How Can Pets Help Autistic Children?
Finding out that your child is autistic is a big moment in any family's life. For some, there may be concerns around what this could mean for the future. There may also be a sense of relief that comes with a diagnosis, which can allow families to access the support they need. No matter how you feel about it, your job is to navigate what is best for your child and determine how you can most effectively support them.
Pets are an integral part of any animal-loving family. They give unconditional love and affection and make a valuable friend for children and adults alike. But they can be particularly beneficial for neurodiverse children, helping them feel safe and supported, and the best version of themselves.
Here, we take a look at how pets can help autistic children in their day-to-day lives.
Reduce anxiety for kids on the spectrum
Pets can be constant companions—which can be valuable for children who may struggle with anxiety caused by new situations.

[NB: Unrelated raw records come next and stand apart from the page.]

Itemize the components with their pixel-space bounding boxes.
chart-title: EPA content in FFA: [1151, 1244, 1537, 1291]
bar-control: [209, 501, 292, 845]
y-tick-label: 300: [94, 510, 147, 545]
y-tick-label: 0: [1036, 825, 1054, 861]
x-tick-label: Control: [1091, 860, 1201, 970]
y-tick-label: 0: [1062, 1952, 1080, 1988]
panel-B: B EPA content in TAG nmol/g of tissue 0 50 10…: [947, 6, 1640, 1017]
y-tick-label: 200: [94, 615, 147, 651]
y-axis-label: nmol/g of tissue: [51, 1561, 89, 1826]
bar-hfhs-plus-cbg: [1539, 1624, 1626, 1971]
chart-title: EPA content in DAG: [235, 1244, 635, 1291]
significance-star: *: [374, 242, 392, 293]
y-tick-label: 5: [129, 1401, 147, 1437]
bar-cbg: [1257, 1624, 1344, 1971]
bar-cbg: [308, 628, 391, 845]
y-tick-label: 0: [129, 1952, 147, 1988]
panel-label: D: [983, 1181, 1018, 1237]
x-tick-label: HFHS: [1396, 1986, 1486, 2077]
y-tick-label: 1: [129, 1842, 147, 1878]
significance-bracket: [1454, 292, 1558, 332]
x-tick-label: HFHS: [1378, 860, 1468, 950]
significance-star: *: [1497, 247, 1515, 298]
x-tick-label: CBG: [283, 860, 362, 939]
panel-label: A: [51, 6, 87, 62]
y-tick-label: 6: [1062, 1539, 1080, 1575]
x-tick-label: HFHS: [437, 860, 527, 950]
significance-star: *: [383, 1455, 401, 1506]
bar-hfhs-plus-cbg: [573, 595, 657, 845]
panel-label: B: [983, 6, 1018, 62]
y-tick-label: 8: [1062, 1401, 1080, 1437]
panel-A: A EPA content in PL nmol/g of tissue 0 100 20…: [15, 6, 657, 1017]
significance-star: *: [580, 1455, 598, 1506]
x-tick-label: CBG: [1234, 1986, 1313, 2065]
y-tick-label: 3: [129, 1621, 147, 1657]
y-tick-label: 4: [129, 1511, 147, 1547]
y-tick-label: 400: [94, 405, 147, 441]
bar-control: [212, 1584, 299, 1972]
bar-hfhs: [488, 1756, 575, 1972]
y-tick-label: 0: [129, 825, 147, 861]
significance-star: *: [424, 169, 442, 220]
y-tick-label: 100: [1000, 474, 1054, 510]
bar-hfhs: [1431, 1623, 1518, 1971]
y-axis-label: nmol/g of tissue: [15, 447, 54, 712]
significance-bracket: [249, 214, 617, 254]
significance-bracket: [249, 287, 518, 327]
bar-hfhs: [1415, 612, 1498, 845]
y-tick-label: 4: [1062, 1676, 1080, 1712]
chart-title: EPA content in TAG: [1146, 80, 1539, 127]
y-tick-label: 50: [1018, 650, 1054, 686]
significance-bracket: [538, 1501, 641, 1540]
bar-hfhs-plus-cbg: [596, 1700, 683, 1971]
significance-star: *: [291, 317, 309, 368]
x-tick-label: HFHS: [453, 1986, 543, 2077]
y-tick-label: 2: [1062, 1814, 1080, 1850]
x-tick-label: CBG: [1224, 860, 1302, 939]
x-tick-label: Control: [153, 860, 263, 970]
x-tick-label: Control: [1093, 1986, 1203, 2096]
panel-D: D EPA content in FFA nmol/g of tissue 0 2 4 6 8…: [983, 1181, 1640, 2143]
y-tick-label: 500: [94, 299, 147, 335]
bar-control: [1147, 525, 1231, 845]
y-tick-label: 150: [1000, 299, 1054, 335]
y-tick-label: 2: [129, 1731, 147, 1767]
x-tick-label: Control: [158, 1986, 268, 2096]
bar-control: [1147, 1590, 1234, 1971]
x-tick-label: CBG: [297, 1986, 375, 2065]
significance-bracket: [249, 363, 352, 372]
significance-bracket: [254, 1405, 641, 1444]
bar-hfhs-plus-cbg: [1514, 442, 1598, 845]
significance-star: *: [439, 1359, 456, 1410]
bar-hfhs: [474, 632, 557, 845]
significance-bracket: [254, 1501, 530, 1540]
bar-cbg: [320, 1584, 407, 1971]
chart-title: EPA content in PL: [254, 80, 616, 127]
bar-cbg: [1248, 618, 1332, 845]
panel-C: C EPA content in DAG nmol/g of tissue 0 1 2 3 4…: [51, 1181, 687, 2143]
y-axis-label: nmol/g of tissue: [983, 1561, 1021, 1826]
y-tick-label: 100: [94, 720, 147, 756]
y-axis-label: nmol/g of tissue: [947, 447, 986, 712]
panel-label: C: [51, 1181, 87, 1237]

Studies have found that pets are a calming influence—stroking an animal for even 15 minutes has been shown to have a positive effect. They can also help the child focus on their furry friend rather than what is going on around them, which acts as a type of stress-reducing mindfulness exercise.
This doesn't mean that you have to get a dog, either—even small animals like guinea pigs have the same effect, although they are a little harder to take out and about. However, dogs can be trained with a range of comforting techniques, such as licking the child, and leaning on them as a calming and grounding technique. There are several organizations out there that can help connect you with a specifically trained autism companion dog, which may be useful if you think your child will need a dog with them all the time.
Enhance the social skills of neurodiverse children
Children with autism may find it difficult to enter social situations, but pets can help give them the confidence to take the first step. Animals don't judge you, and so they can be very reassuring in potentially scary situations.
Again, this effect happens quickly. Children who played with a pet for just 10 minutes are more likely to introduce themselves, ask questions and respond in a group setting. Children may feel like their pet is supporting them, so they can be less afraid and, of course, the physical reassurance of being able to touch an animal is helpful, too.
Autism companion pets facilitate relationship-building
Many children have imaginary friends, and a pet serves the same purpose, except that they're really there. Children may find it easier to confide their feelings to someone who doesn't talk back, and this helps build trust and connection.
Having a pet can benefit your entire family as your child may be more open to talking if their pet is the focus. It may even mean that they're happier leaving the house, which can open up opportunities for you to enjoy days out together, reducing the stress on everyone involved.
Pets can help your child adjust to the world around them, and teach them valuable skills around caring for another creature. Just make sure that you remember to introduce the pet gently, so that both your child and the animal has time to relax and get used to the new situation.
If you don't have the ability to have a pet yourself, why not see if you and your child can walk a dog for a friend or family member, or find a place to volunteer? You'll still be able to benefit from the joy they'll bring to your lives.